Husky, one of Canada’s largest producers of heavy crude oil, also warned that weakness in pricing for heavy crude grades as well as volatile refining margins have become a factor in 2012.

Still, the company’s integrated structure, which in recent years was bolstered by the addition of two refineries in Ohio, has meant that weak pricing for heavy oil production can be counteracted in the processing of the crude, Chief Executive Asim Ghosh said.

Husky is a dominant producer of heavy crude in Western Canada and also runs an 82,000 barrel a day plant that upgrades it into refinery-ready light oil.

This month, discounts for Canadian heavy and light synthetic oil have widened to the largest in several years as industry-wide production has surged against a backdrop of limited pipeline capacity for export. Heavy crude has sold for as much as $35.50 a barrel under benchmark West Texas Intermediate this week, about double the discount of a month ago.

“We firmly believe in the merits of a balanced portfolio and internal hedges,” Ghosh said. “I think that diversification of the portfolio has proven to be a moderating factor in our results over the past year, and as we get more and more focused on creating those balances, we just want to (protect) the company from such volatilities.”

Husky, controlled by Hong Kong billionaire Li Ka-shing, said net income jumped to C$408 million ($410 million), or 42 Canadian cents a share, from C$139 million, or 16 Canadian cents, a year earlier.
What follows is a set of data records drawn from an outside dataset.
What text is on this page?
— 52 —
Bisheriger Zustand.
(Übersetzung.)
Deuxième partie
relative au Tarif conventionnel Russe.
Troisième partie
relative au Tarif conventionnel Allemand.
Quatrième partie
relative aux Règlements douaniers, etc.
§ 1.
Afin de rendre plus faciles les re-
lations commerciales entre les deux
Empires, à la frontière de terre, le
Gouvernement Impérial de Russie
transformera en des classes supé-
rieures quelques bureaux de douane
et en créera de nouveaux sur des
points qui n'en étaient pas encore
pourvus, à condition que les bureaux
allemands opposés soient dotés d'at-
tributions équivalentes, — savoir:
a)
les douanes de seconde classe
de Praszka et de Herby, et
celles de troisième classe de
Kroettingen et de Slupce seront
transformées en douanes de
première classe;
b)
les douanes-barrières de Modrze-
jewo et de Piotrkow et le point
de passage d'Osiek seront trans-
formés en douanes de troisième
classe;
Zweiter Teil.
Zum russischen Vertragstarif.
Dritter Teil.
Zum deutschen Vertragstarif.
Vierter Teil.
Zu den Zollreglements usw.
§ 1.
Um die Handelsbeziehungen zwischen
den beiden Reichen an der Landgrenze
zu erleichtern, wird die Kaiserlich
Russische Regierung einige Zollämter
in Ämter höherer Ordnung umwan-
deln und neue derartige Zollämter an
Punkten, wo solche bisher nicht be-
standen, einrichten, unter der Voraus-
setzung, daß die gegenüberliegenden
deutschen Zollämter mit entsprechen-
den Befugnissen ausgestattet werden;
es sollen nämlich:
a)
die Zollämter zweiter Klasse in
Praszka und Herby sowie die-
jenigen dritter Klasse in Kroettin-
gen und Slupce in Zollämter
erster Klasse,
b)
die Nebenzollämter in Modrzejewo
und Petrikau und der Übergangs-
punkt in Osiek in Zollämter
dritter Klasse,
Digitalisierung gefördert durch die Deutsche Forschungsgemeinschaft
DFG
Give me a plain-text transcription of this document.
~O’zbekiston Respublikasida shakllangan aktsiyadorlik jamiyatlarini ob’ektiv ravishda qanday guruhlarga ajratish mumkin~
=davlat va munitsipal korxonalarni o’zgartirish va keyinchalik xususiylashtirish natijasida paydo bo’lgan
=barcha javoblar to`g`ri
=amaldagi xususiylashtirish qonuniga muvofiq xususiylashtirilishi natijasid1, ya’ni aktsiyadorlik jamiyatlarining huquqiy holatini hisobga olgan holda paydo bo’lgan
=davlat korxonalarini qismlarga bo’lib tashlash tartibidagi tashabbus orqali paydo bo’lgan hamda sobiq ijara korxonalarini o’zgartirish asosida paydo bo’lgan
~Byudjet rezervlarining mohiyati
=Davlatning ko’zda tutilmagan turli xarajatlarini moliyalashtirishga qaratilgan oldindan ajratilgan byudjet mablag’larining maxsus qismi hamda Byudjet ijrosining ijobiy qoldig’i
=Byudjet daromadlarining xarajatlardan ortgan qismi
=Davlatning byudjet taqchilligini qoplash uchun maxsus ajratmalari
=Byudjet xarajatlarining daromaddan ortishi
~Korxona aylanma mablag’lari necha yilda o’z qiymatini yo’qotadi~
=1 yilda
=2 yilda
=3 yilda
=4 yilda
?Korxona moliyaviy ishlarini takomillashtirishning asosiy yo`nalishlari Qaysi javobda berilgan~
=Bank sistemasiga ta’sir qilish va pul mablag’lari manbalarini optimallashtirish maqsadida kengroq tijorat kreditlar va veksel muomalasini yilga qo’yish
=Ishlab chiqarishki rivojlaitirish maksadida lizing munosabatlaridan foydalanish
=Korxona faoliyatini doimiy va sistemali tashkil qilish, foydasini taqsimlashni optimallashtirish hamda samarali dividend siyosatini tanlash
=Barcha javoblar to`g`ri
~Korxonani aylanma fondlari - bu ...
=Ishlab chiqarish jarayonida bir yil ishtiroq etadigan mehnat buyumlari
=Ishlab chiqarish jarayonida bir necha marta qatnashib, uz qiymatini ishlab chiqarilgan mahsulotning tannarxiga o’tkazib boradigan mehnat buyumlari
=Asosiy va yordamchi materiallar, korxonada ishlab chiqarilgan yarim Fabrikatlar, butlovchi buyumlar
Excluding unusual items, the company earned C$481 million, or 50 Canadian cents a share.

The adjusted result lagged the average analyst estimate for the measure of 55 Canadian cents, according to Thomson Reuters I/B/E/S. Cash flow, a key indicator of a company’s ability to pay for new projects, climbed 75 per cent to C$1.2 billion, or C$1.24 a share, from C$685 million, or 80 Canadian cents a share.

Production rose 14 per cent to 318,900 barrels of oil equivalent per day, with strong gains from Husky’s offshore fields in the North Atlantic off Newfoundland: North Amethyst and White Rose.